🤖 AI Summary
In multifidelity uncertainty quantification, inaccurate covariance estimation severely degrades variance reduction efficiency: insufficient pilot samples induce large bias, while excessive sampling wastes computational budget. This paper proposes a Bayesian adaptive pilot-sampling termination strategy. It introduces a γ-Gaussian prior to enable efficient posterior updates and guaranteed positive-definite projection of the covariance matrix, and designs an interpretable loss criterion that decomposes variance inefficiency into accuracy loss and cost penalty, enabling budget-aware sampling termination. The method integrates approximate control variates (ACV) with multifidelity Monte Carlo estimation.
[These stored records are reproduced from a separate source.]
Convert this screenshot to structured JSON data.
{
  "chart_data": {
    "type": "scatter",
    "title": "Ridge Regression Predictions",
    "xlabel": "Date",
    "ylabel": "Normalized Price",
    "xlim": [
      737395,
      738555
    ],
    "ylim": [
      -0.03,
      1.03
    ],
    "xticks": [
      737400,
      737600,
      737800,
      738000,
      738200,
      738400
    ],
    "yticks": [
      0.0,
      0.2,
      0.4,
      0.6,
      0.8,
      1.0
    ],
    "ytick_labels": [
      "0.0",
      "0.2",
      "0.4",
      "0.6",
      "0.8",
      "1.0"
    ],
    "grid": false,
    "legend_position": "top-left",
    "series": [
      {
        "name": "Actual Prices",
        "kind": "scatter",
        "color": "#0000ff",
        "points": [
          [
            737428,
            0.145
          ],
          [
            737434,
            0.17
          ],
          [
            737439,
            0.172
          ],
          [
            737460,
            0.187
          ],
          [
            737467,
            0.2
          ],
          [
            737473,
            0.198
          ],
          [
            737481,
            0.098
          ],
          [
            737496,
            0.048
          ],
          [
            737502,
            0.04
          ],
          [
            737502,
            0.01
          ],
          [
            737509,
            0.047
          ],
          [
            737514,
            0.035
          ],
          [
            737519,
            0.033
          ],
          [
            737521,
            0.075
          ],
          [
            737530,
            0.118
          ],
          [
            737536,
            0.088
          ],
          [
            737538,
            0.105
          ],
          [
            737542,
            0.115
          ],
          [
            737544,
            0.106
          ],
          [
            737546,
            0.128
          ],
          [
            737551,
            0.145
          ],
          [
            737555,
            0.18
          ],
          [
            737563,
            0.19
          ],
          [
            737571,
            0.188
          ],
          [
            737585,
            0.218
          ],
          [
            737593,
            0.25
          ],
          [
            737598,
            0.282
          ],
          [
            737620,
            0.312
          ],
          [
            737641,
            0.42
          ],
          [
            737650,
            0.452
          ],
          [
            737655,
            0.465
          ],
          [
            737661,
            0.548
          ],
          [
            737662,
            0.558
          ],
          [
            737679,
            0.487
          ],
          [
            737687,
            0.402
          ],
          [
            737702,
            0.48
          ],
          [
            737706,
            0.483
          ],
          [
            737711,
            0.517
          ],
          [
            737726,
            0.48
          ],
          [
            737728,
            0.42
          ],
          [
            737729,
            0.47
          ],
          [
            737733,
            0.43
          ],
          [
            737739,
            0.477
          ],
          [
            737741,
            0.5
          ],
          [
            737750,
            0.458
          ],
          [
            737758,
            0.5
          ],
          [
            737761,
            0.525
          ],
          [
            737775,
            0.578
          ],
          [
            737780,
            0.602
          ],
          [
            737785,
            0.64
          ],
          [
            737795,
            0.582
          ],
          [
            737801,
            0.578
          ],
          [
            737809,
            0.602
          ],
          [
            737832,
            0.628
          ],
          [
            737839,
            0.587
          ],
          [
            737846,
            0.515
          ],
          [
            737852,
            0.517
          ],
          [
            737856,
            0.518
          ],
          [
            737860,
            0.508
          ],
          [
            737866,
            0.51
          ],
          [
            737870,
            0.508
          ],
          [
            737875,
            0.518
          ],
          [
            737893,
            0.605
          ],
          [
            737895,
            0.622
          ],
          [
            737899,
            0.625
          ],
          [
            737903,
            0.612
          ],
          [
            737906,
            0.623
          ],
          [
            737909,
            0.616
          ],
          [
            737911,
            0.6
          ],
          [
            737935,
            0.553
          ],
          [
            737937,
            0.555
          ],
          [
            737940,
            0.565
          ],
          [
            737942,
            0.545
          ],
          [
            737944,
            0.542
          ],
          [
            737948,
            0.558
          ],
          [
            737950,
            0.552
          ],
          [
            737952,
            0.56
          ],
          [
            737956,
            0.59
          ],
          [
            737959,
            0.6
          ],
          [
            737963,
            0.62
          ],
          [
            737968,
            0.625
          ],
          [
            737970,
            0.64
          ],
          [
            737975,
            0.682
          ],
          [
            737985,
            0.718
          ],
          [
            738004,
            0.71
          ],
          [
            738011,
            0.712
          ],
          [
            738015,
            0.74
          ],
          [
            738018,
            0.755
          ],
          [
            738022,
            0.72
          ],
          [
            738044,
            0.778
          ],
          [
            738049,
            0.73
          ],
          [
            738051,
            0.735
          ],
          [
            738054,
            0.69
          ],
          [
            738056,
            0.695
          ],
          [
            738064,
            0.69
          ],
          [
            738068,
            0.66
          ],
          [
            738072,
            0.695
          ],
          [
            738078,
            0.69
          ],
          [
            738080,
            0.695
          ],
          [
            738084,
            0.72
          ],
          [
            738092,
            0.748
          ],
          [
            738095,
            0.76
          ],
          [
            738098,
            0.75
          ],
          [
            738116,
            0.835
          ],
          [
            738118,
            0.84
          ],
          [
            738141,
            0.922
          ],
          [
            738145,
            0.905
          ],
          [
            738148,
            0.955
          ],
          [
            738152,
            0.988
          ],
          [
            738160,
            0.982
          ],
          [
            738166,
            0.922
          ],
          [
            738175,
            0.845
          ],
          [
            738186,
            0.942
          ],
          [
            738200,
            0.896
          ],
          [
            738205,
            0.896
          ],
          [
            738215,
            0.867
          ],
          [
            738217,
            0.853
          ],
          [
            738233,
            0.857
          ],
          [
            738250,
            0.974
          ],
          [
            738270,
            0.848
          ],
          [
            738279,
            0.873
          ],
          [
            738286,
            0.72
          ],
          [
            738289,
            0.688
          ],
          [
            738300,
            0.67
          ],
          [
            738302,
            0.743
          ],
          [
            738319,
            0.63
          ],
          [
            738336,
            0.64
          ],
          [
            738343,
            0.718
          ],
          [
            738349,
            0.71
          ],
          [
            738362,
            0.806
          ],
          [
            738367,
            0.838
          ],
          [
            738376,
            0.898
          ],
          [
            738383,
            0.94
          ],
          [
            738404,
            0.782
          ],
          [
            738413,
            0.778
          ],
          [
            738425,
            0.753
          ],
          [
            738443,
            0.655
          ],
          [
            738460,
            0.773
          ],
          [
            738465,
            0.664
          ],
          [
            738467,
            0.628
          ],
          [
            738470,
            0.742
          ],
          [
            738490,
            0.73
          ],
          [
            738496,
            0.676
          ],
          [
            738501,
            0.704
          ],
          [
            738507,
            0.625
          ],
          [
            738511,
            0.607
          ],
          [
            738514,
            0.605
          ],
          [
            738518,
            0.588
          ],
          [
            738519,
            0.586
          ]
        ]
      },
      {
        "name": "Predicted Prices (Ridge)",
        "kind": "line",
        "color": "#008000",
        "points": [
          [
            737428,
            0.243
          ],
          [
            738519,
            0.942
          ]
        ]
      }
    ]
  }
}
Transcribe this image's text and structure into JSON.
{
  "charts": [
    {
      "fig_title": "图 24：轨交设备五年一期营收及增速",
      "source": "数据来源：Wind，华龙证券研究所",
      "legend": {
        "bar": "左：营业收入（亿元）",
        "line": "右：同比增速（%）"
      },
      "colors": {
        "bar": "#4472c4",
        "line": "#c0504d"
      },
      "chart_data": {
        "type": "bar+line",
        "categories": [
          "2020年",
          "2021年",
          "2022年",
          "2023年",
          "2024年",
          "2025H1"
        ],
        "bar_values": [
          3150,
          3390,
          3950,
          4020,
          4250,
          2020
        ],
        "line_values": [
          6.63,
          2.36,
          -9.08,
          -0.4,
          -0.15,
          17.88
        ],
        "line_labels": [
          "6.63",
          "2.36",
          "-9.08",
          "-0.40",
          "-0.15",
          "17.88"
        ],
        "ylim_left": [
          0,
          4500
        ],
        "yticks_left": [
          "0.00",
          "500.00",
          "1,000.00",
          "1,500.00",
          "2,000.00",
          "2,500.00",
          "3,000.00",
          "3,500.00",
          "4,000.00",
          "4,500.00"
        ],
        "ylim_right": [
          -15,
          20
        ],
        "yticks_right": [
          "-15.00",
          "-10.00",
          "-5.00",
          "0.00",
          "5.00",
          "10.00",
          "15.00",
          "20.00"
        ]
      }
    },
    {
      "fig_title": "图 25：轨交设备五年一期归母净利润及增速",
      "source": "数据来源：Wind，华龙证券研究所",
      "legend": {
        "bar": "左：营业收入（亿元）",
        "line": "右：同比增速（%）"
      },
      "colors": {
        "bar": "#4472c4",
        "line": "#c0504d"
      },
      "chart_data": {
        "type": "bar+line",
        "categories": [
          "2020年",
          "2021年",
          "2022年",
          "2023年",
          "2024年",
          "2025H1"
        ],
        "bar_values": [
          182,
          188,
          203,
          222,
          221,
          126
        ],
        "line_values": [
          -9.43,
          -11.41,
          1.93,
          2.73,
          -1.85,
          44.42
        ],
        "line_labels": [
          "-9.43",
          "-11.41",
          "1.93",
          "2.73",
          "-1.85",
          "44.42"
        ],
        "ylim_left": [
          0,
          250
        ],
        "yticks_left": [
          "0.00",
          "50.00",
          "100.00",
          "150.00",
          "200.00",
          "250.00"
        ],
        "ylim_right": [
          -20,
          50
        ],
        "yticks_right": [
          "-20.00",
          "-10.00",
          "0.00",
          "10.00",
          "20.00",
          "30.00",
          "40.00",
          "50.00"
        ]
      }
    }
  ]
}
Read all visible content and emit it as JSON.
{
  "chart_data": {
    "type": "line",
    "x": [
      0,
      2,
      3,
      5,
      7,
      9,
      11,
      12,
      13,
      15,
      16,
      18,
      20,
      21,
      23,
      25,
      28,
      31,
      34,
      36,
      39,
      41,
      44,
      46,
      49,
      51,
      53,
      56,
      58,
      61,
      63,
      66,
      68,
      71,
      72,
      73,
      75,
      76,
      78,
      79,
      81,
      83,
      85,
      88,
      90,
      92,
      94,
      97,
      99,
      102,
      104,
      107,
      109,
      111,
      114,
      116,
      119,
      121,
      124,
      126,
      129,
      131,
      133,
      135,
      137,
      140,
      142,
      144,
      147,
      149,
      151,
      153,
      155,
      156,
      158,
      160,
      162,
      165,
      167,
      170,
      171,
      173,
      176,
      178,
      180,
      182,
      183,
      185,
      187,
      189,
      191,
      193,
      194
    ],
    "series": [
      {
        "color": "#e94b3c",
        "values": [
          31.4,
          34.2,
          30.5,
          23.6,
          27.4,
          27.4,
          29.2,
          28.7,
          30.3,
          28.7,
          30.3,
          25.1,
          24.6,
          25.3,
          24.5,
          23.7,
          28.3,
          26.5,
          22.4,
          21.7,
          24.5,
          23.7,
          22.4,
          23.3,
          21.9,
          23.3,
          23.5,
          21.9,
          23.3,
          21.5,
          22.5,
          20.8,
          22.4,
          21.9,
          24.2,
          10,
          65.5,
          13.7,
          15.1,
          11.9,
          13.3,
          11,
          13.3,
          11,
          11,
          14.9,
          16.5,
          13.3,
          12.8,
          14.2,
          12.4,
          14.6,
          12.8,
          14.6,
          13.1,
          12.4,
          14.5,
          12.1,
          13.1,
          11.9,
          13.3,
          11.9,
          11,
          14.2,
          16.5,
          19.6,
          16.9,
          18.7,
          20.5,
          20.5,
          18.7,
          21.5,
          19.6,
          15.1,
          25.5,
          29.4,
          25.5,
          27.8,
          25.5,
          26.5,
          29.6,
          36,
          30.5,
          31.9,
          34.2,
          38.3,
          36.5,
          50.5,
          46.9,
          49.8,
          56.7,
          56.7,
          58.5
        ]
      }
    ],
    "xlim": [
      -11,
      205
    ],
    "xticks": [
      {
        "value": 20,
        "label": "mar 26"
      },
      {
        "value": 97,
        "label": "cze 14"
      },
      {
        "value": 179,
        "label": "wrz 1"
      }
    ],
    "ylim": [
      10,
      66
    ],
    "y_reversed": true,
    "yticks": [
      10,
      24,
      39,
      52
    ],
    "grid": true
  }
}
Evaluated on polynomial benchmarks and Darcy flow permeability problems, it achieves near-oracle covariance performance using only a small number of pilot samples, significantly enhancing estimation robustness and resource utilization efficiency under limited budgets.
📝 Abstract
Monte Carlo integration becomes prohibitively expensive when each sample requires a high-fidelity model evaluation. Multi-fidelity uncertainty quantification methods mitigate this by combining estimators from high- and low-fidelity models, preserving unbiasedness while reducing variance under a fixed budget. Constructing such estimators optimally requires the model-output covariance matrix, typically estimated from pilot samples. Too few pilot samples lead to inaccurate covariance estimates and suboptimal estimators, while too many consume budget that could be used for final estimation. We propose a Bayesian framework to quantify covariance uncertainty from pilot samples, incorporating prior knowledge and enabling probabilistic assessments of estimator performance. A central component is a flexible $γ$-Gaussian prior that ensures computational tractability and supports efficient posterior projection under additional pilot samples. These tools enable adaptive pilot-sampling termination via an interpretable loss criterion that decomposes variance inefficiency into accuracy and cost components. While demonstrated here in the context of approximate control variates (ACV), the framework generalizes to other multi-fidelity estimators. We validate the approach on a monomial benchmark and a PDE-based Darcy flow problem. Across these tests, our adaptive method demonstrates its value for multi-fidelity estimation under limited pilot budgets and expensive models, achieving variance reduction comparable to baseline estimators with oracle covariance.